06/10/2020, às 15:10 (atualizado em 07/10/2020, às 9:50) | Tempo estimado de leitura: 11 min
A terceira live do circuito “Mulheres amazônidas” teve como tema “Territórios camponeses frente à mineração: olhares sobre a questão fundiária”. O evento faz parte de uma série de quatro debates com representantes do sudeste do Pará que discutem suas lutas, desafios e conquistas diante da Covid-19.
Territórios camponeses frente à mineração

O sudeste paraense é uma região marcada pela presença de assentamentos rurais constituídos em um contexto de ocupação das terras pelo agronegócio e, mais recentemente, por mineradoras. “Temos uma região fortemente marcada pela territorialização camponesa. São mais de 500 projetos de assentamentos com milhares de famílias que lutam pela terra ainda hoje”, explicou Rose Bezerra, educadora e mediadora do debate.
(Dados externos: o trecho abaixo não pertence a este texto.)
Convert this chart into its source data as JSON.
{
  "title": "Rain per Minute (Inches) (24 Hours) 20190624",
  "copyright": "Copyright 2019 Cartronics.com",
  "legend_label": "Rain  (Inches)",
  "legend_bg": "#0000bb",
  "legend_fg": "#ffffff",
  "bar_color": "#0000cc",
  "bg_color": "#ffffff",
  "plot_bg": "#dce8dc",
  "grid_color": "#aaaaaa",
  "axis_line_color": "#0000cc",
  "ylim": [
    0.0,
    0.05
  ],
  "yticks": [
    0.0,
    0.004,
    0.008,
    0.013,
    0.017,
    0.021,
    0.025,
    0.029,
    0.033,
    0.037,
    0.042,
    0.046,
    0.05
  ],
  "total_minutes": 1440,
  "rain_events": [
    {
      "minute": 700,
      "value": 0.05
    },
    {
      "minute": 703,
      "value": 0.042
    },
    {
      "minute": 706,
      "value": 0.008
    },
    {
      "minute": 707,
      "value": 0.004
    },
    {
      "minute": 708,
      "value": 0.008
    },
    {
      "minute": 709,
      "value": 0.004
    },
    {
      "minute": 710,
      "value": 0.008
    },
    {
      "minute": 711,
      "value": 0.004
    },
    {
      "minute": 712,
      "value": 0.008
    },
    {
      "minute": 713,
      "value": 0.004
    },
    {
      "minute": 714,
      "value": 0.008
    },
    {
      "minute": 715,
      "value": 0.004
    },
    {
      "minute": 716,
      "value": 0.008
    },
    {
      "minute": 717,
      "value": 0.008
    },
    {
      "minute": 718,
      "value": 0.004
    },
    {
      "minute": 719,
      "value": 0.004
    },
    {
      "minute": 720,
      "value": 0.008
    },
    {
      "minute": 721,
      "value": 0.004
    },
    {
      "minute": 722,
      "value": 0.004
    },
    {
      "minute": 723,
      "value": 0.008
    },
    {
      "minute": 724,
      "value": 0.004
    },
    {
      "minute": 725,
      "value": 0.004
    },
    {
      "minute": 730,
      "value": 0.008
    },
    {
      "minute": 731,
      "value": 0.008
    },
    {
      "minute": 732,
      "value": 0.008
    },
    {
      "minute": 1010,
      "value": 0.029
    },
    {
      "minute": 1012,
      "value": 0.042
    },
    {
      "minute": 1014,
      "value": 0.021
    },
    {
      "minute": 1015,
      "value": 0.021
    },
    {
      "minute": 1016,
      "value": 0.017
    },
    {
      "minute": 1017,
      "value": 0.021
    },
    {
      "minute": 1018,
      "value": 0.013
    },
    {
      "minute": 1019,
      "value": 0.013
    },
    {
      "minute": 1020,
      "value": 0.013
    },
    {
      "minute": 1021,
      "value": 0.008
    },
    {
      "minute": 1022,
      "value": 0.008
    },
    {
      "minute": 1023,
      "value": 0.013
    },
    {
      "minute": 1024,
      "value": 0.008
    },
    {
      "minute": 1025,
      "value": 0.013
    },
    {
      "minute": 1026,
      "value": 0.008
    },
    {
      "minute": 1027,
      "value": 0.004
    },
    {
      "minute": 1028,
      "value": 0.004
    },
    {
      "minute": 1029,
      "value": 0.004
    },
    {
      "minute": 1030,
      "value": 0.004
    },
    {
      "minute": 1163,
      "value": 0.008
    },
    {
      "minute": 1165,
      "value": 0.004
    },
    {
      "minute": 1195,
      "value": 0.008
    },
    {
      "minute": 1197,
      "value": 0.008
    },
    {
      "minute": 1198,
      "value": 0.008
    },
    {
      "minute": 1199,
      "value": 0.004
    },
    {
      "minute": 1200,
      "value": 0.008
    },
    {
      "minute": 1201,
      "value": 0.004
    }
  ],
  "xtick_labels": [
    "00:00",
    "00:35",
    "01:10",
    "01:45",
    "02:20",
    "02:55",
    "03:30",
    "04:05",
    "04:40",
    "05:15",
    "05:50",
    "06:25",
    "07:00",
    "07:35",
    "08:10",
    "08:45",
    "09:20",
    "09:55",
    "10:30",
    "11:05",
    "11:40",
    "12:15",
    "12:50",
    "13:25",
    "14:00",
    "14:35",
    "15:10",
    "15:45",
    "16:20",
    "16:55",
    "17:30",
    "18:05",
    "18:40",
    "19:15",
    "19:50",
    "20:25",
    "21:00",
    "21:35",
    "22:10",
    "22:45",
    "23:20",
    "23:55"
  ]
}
Participaram como convidadas da live: Liliane Guimarães, do Movimento dos Trabalhadores Rurais Sem Terra (MST) de Canaã dos Carajás; Andréia Silvério, advogada da Comissão Pastoral da Terra (CPT) de Marabá; e Lucilei Oliveira, docente da Universidade do Estado do Pará (UEPA). O evento contou, ainda, com as intervenções poéticas de Gracinha Donato, artista popular e militante do Movimento pela Soberania Popular na Mineração (MAM) e com a contribuição de Tatiana Oliveira, assessora política do Instituto de Estudos Socioeconômicos (Inesc).

A luta pela terra e a queda de braço com a mineração

“Como fazer reforma agrária em um território que 70% dele é da Vale?”. Com esta pergunta Liliane Guimarães abriu sua fala e resumiu suas preocupações como militante pela reforma agrária. Ela é moradora do assentamento Eduardo Galeano, no município de Canaã dos Carajás e vizinho do Projeto Ferro Carajás.

Embora reconheça que seu assentamento não concentra uma grande quantidade  de conflitos como outros, o contexto em que vive é permeado por assédios, principalmente da mineradora Vale. “A gente vai vivendo, mas não é fácil. Quase todos os dias temos drones nos acampamentos e helicópteros sobrevoando. Hoje, foi um desses dias aqui”, relatou.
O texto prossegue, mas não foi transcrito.